Assignment Two

In this homework assignment, you will work through various classification metrics. You will be asked to create functions in R to carry out the various calculations. You will also investigate some functions in packages that will let you obtain the equivalent results. Finally, you will create graphical output that also can be used to evaluate the output of classification models, such as binary logistic regression.

  1. Download the classification output data set (attached in Blackboard to the assignment).
#class_output <- read.csv("https://raw.githubusercontent.com/jhumms/Data-621/main/Assignment-2/classification-output-data.csv", header=TRUE, sep = ",")
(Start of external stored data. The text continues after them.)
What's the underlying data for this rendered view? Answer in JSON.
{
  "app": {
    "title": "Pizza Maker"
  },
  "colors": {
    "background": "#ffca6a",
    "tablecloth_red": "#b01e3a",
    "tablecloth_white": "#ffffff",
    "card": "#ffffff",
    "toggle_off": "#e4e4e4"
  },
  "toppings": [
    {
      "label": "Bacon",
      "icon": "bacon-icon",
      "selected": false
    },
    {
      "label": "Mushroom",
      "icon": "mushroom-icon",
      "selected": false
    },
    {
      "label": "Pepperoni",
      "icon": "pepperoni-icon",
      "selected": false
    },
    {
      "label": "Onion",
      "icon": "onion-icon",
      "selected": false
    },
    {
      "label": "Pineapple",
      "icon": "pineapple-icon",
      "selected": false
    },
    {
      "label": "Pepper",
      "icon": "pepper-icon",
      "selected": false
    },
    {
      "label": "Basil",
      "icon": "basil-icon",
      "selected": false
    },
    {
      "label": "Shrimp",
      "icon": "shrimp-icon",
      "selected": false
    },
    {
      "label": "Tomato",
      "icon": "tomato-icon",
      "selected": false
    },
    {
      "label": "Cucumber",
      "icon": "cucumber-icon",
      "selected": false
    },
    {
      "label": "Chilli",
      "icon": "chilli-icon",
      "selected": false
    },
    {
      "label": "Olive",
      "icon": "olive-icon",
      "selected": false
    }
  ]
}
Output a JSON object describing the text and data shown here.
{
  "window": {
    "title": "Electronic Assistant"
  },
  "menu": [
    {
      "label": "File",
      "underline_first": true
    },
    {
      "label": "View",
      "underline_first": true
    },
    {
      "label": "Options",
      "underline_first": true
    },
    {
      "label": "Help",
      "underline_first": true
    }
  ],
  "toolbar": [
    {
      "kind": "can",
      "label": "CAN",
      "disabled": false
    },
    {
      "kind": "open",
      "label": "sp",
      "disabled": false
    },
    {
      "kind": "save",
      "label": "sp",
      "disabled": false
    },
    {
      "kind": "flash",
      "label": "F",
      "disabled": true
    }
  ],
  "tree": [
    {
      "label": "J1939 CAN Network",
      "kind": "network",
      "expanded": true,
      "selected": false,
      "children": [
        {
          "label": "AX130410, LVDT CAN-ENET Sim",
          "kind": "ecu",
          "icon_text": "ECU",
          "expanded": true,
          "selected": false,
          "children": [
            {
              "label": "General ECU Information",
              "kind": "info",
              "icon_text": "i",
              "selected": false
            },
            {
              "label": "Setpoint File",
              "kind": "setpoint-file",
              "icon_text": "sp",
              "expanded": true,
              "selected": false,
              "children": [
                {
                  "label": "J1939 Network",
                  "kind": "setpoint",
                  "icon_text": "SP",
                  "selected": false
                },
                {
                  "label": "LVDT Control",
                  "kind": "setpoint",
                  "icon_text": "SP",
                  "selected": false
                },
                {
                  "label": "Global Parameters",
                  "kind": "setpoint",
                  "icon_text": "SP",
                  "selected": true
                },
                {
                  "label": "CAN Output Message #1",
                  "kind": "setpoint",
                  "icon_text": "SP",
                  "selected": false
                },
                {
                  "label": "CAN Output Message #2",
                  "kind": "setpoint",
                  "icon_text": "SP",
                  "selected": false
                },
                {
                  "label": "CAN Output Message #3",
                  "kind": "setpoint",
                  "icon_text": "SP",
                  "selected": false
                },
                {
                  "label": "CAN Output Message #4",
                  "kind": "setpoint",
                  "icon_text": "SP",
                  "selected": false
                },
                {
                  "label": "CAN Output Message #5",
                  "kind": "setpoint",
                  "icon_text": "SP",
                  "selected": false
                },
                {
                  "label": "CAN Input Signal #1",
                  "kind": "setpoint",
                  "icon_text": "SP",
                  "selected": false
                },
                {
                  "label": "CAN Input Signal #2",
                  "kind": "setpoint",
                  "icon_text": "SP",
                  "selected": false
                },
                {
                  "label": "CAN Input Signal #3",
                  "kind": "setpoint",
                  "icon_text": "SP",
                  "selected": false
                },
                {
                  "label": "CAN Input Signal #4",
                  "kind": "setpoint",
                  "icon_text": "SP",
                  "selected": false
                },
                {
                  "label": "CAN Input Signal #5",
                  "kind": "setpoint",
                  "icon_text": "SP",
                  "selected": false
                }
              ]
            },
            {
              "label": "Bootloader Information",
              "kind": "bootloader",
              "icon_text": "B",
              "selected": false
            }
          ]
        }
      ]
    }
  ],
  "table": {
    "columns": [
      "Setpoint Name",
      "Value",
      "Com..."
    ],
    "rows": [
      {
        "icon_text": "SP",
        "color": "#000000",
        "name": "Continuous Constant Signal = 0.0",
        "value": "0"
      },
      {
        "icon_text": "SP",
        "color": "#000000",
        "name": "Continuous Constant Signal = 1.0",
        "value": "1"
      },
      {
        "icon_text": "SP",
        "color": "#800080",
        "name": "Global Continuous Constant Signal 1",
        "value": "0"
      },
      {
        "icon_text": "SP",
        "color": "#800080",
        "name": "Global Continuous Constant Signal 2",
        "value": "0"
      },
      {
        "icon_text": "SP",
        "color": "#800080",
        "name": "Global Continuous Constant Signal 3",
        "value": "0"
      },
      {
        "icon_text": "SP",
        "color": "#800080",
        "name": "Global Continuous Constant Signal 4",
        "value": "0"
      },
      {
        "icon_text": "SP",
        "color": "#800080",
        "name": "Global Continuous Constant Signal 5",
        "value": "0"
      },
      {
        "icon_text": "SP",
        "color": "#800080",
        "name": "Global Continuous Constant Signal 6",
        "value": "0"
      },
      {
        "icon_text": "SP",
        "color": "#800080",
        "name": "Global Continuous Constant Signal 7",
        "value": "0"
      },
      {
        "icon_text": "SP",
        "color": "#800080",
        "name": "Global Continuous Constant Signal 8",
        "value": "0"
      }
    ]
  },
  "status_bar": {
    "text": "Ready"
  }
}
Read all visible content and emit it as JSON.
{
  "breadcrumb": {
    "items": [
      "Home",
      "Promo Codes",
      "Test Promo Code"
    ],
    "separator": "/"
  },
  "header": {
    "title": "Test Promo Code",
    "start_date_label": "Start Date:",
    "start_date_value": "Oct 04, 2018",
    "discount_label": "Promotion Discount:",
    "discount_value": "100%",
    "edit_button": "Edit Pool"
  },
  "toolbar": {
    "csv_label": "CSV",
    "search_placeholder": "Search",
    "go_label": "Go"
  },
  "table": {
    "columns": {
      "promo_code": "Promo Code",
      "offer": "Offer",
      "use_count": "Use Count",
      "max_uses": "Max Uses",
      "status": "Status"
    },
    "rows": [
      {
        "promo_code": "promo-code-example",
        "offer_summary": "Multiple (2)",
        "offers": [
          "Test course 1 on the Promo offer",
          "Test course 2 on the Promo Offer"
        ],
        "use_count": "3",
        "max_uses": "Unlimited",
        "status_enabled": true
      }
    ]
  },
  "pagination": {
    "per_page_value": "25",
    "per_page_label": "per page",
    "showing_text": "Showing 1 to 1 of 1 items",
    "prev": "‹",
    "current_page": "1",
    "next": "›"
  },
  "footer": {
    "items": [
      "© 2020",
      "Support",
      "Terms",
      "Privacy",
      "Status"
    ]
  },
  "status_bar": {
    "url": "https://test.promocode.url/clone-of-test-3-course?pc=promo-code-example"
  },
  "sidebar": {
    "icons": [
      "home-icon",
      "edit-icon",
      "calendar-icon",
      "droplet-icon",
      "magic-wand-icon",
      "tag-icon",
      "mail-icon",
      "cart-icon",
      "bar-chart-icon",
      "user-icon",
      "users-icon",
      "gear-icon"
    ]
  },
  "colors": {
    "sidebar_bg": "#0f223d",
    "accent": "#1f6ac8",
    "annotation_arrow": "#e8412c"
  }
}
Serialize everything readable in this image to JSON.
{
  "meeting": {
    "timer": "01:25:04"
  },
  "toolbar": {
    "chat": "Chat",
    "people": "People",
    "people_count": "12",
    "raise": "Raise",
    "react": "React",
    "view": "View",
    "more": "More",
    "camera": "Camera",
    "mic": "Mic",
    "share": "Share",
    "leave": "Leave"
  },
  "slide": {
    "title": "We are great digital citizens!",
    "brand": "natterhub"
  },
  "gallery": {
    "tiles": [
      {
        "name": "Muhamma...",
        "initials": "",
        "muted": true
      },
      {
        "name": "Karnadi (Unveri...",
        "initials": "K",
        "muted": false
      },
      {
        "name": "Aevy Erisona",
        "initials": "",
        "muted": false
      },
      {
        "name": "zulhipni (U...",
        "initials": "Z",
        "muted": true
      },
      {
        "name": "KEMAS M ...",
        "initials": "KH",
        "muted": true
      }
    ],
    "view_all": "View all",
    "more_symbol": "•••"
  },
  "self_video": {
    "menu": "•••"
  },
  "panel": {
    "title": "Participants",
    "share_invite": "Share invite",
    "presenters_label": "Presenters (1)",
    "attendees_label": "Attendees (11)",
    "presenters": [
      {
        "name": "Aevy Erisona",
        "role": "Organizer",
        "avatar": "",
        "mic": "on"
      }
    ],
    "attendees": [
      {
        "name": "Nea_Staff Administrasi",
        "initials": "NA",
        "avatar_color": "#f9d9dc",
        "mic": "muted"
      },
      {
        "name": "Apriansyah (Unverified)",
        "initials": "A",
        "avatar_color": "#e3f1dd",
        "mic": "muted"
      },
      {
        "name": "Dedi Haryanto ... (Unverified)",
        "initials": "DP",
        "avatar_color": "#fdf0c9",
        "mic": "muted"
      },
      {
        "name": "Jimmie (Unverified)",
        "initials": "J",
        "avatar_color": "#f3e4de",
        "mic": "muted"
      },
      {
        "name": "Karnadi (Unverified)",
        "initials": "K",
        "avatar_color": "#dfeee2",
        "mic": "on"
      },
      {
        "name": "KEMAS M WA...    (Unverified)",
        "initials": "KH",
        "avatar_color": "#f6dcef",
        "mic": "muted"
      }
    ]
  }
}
class_output <- read_csv("https://raw.githubusercontent.com/jhumms/Data-621/main/Assignment-2/classification-output-data.csv")

class_output <- class_output %>% select(class,scored.class,scored.probability)
  1. The data set has three key columns we will use:
table(class_output$class,class_output$scored.class)
##    
##       0   1
##   0 119   5
##   1  30  27
  1. Write a function that takes the data set as a data frame, with actual and predicted classifications identified, and returns the accuracy of the predictions \[ \frac{TP + TN}{TP + FP + TN + FN}\]
accuracy <- function(df){
  # create the column labels
  cols = c("TN", "FN", "FP", "TP")
  #Create a matrix with Table
  confusion_matrix <- table("Actual"=df$class, "Predicted"=df$scored.class)
  # Add in the labels
  confusion_matrix <- data.frame(confusion_matrix, index = cols)
  #get the accuracy and return
  accuracy_value <- (confusion_matrix$Freq[4] + confusion_matrix$Freq[1])/sum(confusion_matrix$Freq)
  return(accuracy_value)
}

accuracy(class_output)
## [1] 0.8066298
  1. Write a function that takes the data set as a dataframe, with actual and predicted classifications identified, and returns the classification error rate of the predictions. \[ \frac{FP + FN}{TP + FP + TN + FN}\]
classErrorRate <- function(df){
  total <- nrow(class_output)
  FN <- sum(class_output$class == 1 & class_output$scored.class == 0)
  FP <- sum(class_output$class == 0 & class_output$scored.class == 1)
  ((FN + FP) / total)
}

classErrorRate(df)
## [1] 0.1933702
  1. Write a function that takes the data set as a dataframe, with actual and predicted classifications identified, and returns the precision of the predictions. \[ \frac{TP}{TP + FP}\]
precision <- function(df){
  total <- nrow(class_output)
  TP <- sum(class_output$class == 1 & class_output$scored.class == 1)
  FP <- sum(class_output$class == 0 & class_output$scored.class == 1)
  (TP / (TP + FP))
}

precision(df)
## [1] 0.84375
  1. Write a function that takes the data set as a dataframe, with actual and predicted classifications identified, and returns the sensitivity of the predictions. Sensitivity is also known as recall. \[ \frac{TP}{TP + FN}\]
sensitivity <- function(df){
  total <- nrow(class_output)
  TP <- sum(class_output$class == 1 & class_output$scored.class == 1)
  FN <- sum(class_output$class == 1 & class_output$scored.class == 0)
  (TP / (TP + FN))
}

sensitivity(df)
## [1] 0.4736842

7.Write a function that takes the data set as a dataframe, with actual and predicted classifications identified, and returns the specificity of the predictions.

\[ \frac{TN}{TN + FP}\]

specificity <- function(df){
  TN <- sum(df$class == 0 & df$scored.class == 0)
  FP <- sum(df$class == 0 & df$scored.class == 1)
  round(TN/(TN + FP), 4)
}
specificity(class_output)
## [1] 0.9597

8.Write a function that takes the data set as a dataframe, with actual and predicted classifications identified, and returns the F1 score of the predictions.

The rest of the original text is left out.